Young people in business: The rise of Nico de Jong
When the dumpling and craft beer bar introduced live bands, Rooney took a step back from behind the bar and into the role of entertainment manager.
"I was booking about three-to-four bands a week, and about 30 a month," she said. "But when Our Place in Tauranga opened up we have been having to book about 60 bands a month."
She counts herself lucky to have had the support from her bosses Glenn and Virginia Meikle, owners of Mount Brewing Co and The Rising Tide.
She said she had worked hard in the job and "gained a lot of trust and loyalty from my employers," she said.
"They have had a lot of belief in me. They give me a lot of freedom to create events and my own ideas."
Rooney said the biggest challenge was finding a balance between her work and personal life and not being able to confide in her family back home in Ireland.
"It is a challenge when you have a bit of a hard time and all you want to do is go home to your mum's house and have a home-cooked meal and have her make you feel better," she laughed.
To recharge and find that work-life balance, Rooney walks up Mauao every day.
"That's my therapy," she said. "You just have to make a solid effort to balance out those priorities. Work is a huge priority, but so is your health and your mental health as well."
Coming from a creative family, Rooney said she had always had a soft spot for event organising.
But the best part of her job? "I get to do what I love every day.
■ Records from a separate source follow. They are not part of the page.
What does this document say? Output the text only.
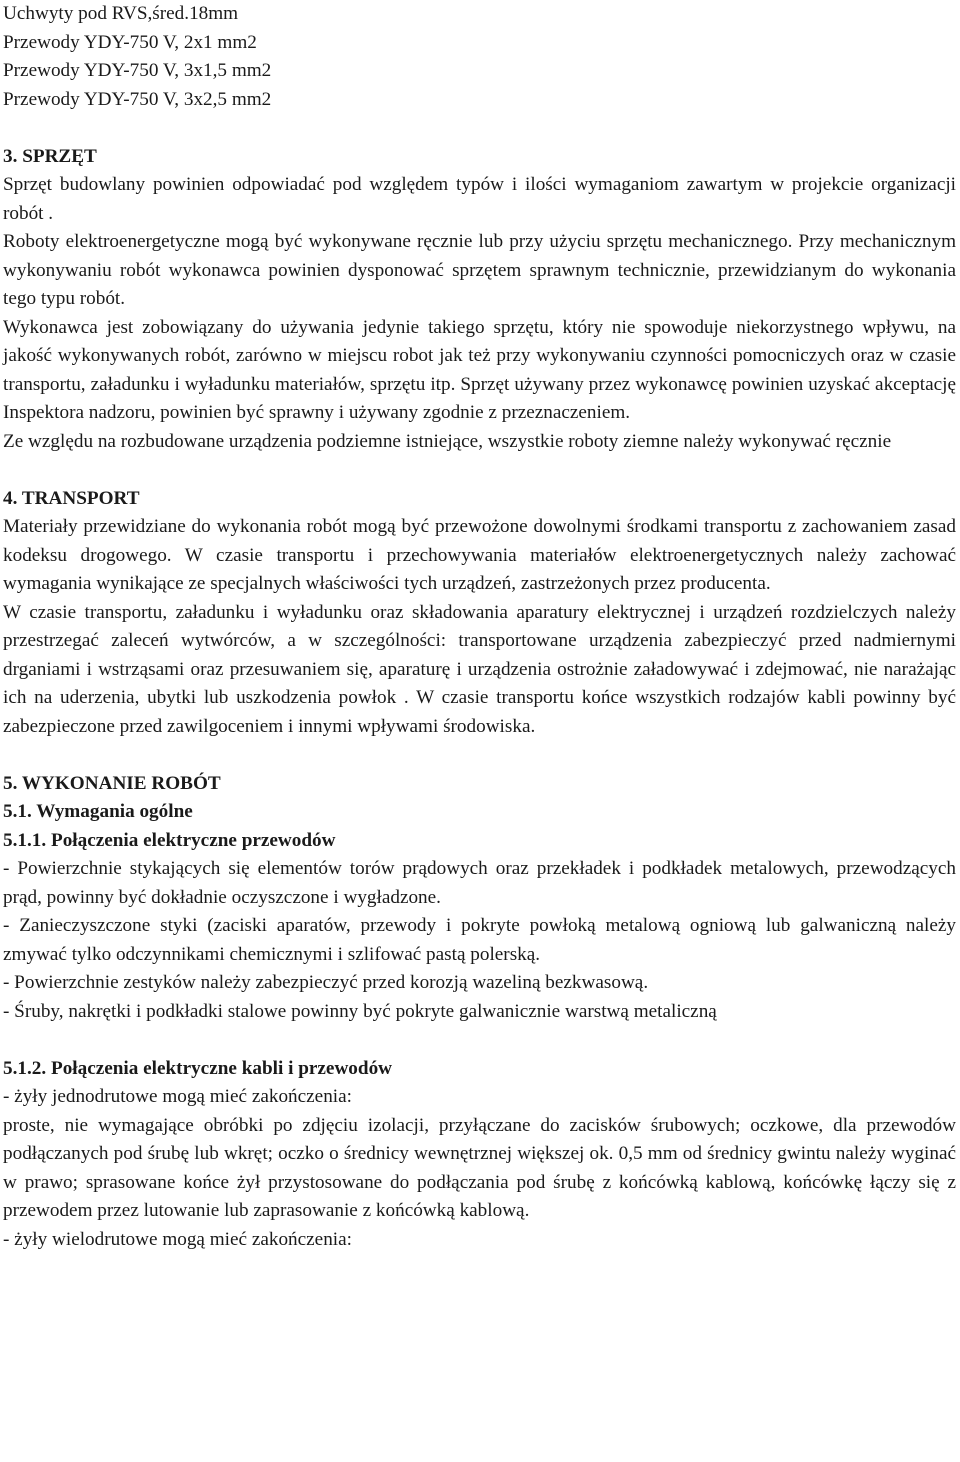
Uchwyty pod RVS,śred.18mm
Przewody YDY-750 V, 2x1 mm2
Przewody YDY-750 V, 3x1,5 mm2
Przewody YDY-750 V, 3x2,5 mm2
3. SPRZĘT

Sprzęt budowlany powinien odpowiadać pod względem typów i ilości wymaganiom zawartym w projekcie organizacji robót .

Roboty elektroenergetyczne mogą być wykonywane ręcznie lub przy użyciu sprzętu mechanicznego. Przy mechanicznym wykonywaniu robót wykonawca powinien dysponować sprzętem sprawnym technicznie, przewidzianym do wykonania tego typu robót.

Wykonawca jest zobowiązany do używania jedynie takiego sprzętu, który nie spowoduje niekorzystnego wpływu, na jakość wykonywanych robót, zarówno w miejscu robot jak też przy wykonywaniu czynności pomocniczych oraz w czasie transportu, załadunku i wyładunku materiałów, sprzętu itp. Sprzęt używany przez wykonawcę powinien uzyskać akceptację Inspektora nadzoru, powinien być sprawny i używany zgodnie z przeznaczeniem.

Ze względu na rozbudowane urządzenia podziemne istniejące, wszystkie roboty ziemne należy wykonywać ręcznie

4. TRANSPORT

Materiały przewidziane do wykonania robót mogą być przewożone dowolnymi środkami transportu z zachowaniem zasad kodeksu drogowego. W czasie transportu i przechowywania materiałów elektroenergetycznych należy zachować wymagania wynikające ze specjalnych właściwości tych urządzeń, zastrzeżonych przez producenta.

W czasie transportu, załadunku i wyładunku oraz składowania aparatury elektrycznej i urządzeń rozdzielczych należy przestrzegać zaleceń wytwórców, a w szczególności: transportowane urządzenia zabezpieczyć przed nadmiernymi drganiami i wstrząsami oraz przesuwaniem się, aparaturę i urządzenia ostrożnie załadowywać i zdejmować, nie narażając ich na uderzenia, ubytki lub uszkodzenia powłok . W czasie transportu końce wszystkich rodzajów kabli powinny być zabezpieczone przed zawilgoceniem i innymi wpływami środowiska.

5. WYKONANIE ROBÓT
5.1. Wymagania ogólne
5.1.1. Połączenia elektryczne przewodów

- Powierzchnie stykających się elementów torów prądowych oraz przekładek i podkładek metalowych, przewodzących prąd, powinny być dokładnie oczyszczone i wygładzone.

- Zanieczyszczone styki (zaciski aparatów, przewody i pokryte powłoką metalową ogniową lub galwaniczną należy zmywać tylko odczynnikami chemicznymi i szlifować pastą polerską.

- Powierzchnie zestyków należy zabezpieczyć przed korozją wazeliną bezkwasową.

- Śruby, nakrętki i podkładki stalowe powinny być pokryte galwanicznie warstwą metaliczną

5.1.2. Połączenia elektryczne kabli i przewodów
- żyły jednodrutowe mogą mieć zakończenia:

proste, nie wymagające obróbki po zdjęciu izolacji, przyłączane do zacisków śrubowych; oczkowe, dla przewodów podłączanych pod śrubę lub wkręt; oczko o średnicy wewnętrznej większej ok. 0,5 mm od średnicy gwintu należy wyginać w prawo; sprasowane końce żył przystosowane do podłączania pod śrubę z końcówką kablową, końcówkę łączy się z przewodem przez lutowanie lub zaprasowanie z końcówką kablową.

- żyły wielodrutowe mogą mieć zakończenia:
I get to wake up every day and be able to bring people together," she said.
"When you see the outcome and you seeing everyone show up it is an amazing feeling. It is a really fun job, there is never ever a dull moment."
Occupation: The Rising Tide general manager
Born: Derry, Ireland
Favourite place in the Bay of Plenty?
Mauao. I have such a big love for the Mount.
Top travel spot?
Other than home, my favourite place in the whole world is New York City. It is the first place I ever went travelling on my own. I explored New York by myself at age 18.
Advice to 18-year-old self?
I wouldn't change anything. I think everything I have learned and all of the many mistakes I have made, definitely brought with them lessons learned. I don't believe in regrets.
What does the future look like?
More, bigger events. Watch this space.